根本不知如何才能叫他满意。只得回忆着他的动作,寻到他的舌——

可她学得实在笨拙,不过片刻便不知所措,急得呼哧喘气,毫无章法地胡乱扫荡起来。

他却偏偏无动于衷,任她横冲直撞,不回应分毫。这般冷淡,何谈“足够”?

她哪里知道,覃景尧浑身早已被汗水浸透,手心,后颈与脊背酥麻紧绷,滚烫的血液在经脉中突突乱撞。他忍得脖颈额角青筋暴起,仿佛随时将要迸裂,身体更是紧绷至极限﹣-

可还不够。

他要她从此刻起,往后的每一日,都要似这般主动索求。

兰浓浓已覆于他腿上,紧闭双眼,因而未察觉他身上异样。只如初生幼猫般在他唇内反复啃咬舔舐,喉间溢出似泣般的急切喘息。她已使尽手段,他却如泥塑木雕,不给分毫回应。

情急之下,指尖无意识抓向他耳后皮肤,下一瞬,她蓦地被人按住!

眼前天旋地转,惊得她唇齿微张,被人凶悍碾入。那滚烫的唇舌如潜伏已久的蟒蛇,瞬息绞住她的。

兰浓浓连吞咽都不能,喉间发出沉闷呜咽,头向后仰躲,却被他铁臂箍紧。她艰难地将手挤进二人紧贴的胸膛,胡乱推拒,换来的却是腰后更烫更紧的压迫。

晶莹自无法合拢的唇角滑落,舌被重重吮卷已失知觉。喉头因窒息反射性频频收紧,上颚被无意扫过时,她蓦然浑身剧颤,鼻息间挤出一声悲鸣。

眼前阵阵发黑,挣扎渐弱,几近晕厥。

覃景尧略松桎梏,予她唇边一丝缝隙。她贪婪急切地吞吐气息,待稍平复,他便又覆上来,密密匝匝堵了个严实。

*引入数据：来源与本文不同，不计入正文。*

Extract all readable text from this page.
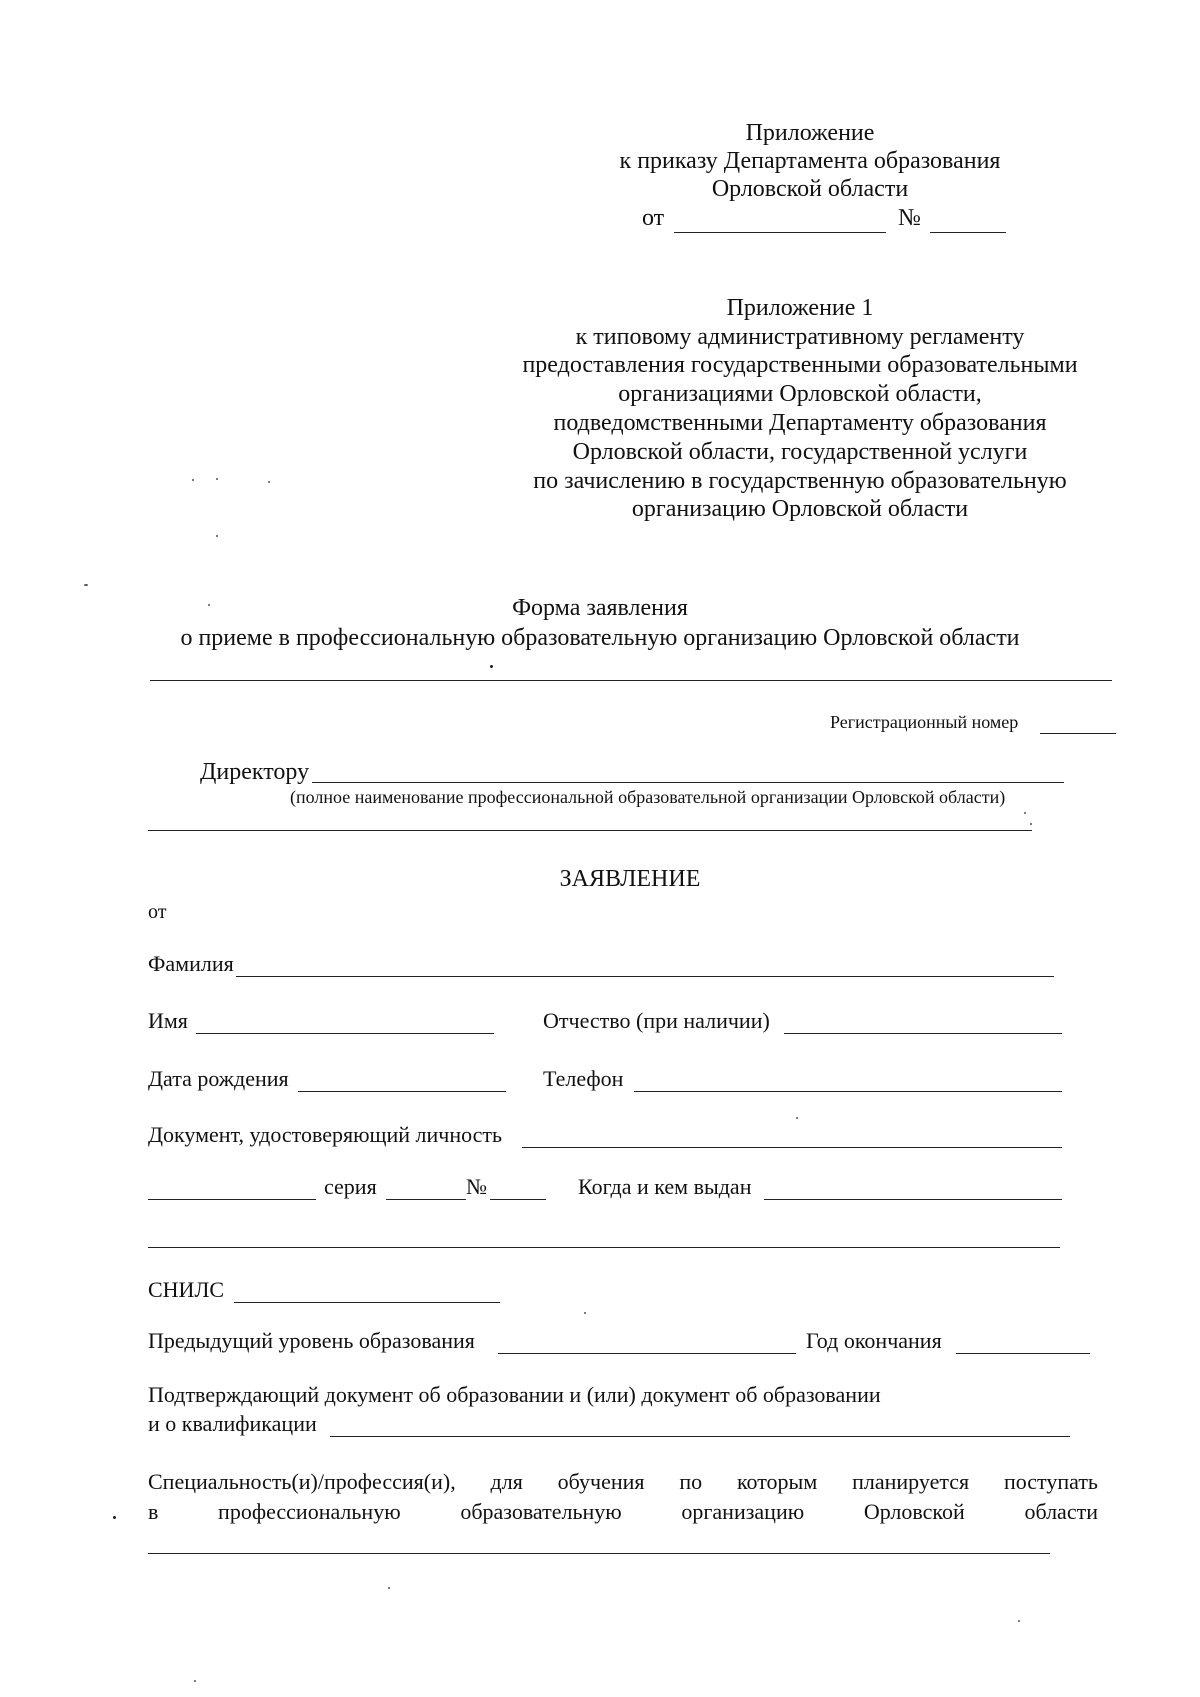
Приложение
к приказу Департамента образования
Орловской области
от	№
Приложение 1
к типовому административному регламенту
предоставления государственными образовательными
организациями Орловской области,
подведомственными Департаменту образования
Орловской области, государственной услуги
по зачислению в государственную образовательную
организацию Орловской области
Форма заявления
о приеме в профессиональную образовательную организацию Орловской области
Регистрационный номер
Директору
(полное наименование профессиональной образовательной организации Орловской области)
ЗАЯВЛЕНИЕ
от
Фамилия
Имя	Отчество (при наличии)
Дата рождения	Телефон
Документ, удостоверяющий личность
серия	№	Когда и кем выдан
СНИЛС
Предыдущий уровень образования	Год окончания
Подтверждающий документ об образовании и (или) документ об образовании
и о квалификации
Специальность(и)/профессия(и), для обучения по которым планируется поступать
в	профессиональную	образовательную	организацию	Орловской	области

二人此刻身形已全然颠倒。她坐在他单腿之上,腰肢深陷于他臂弯间,向后弯躺,却因身后无处支撑,明明浑身无力,一双手仍紧紧抓着他衣襟。

仰着红滟滟的脸,双目迷蒙,承受着他翻覆不休的侵袭与狂浪——

兰浓浓头晕目眩,耳中轰鸣,周身已无一丝气力,双臂软软垂落。她闭着眼偏过头,张唇一下下用力喘.息,耳边隐约闻得人语,犹记未了,极力从雪花般的嗡鸣中凝聚清明,

“便照着这般来,浓浓可记下了?”

兰浓浓短促呵了声,探出舌尖润了润唇瓣,却即刻又复干涸。她顾不得许多,睁眼伸手,虚空抓了两下方攥住他袖口,借力撑身坐起,扭头问他:“够了吗?”

她神志混沌时,覃景尧已命婢女奉上茶水。此刻也不急答,先递杯至她唇边示意润喉。见她乖顺咽下几口,又将那杯她未饮尽的茶水仰首饮尽,方压着气息,沉声开口:“若只是要知人下落,自是勉强足够。若想见面,尚远远不够。”

兰浓浓闻言心中一堵,软着腿踉跄起身走了几步,低头时方惊觉地上水渍瓷片早已不见踪影,灰黑色地砖洁净如镜。

她蓦地浑身一凉,极力不去想方才那番情状是否被人窥见,俄而转身急问:“先告诉我姑姑们的下落。”

覃景尧鬓发已被汗水浸透,颈间汗迹未干,面色镇静如初,唯身上蓦地跳动一瞬,嗓音暗哑,徐徐道出:“栖霞寺。”

兰浓浓一听便蹙紧眉头,连声追问:“姑姑们何时可以回来?”

姑姑们素来清静自在,到了旁人的地界,便是寄人篱下,处处拘束不由人。寻常挂单也需知会客堂,守他处清规,何况是这样不明不白地被带走?

不知是以何名义,可会遭人为难?

覃景尧好似浑然不觉她心急如焚,慢条斯理道:“众位师傅是修行之人,既知修行有缺,便当潜心向佛。何时六根清净,修佛有成,自可归来。”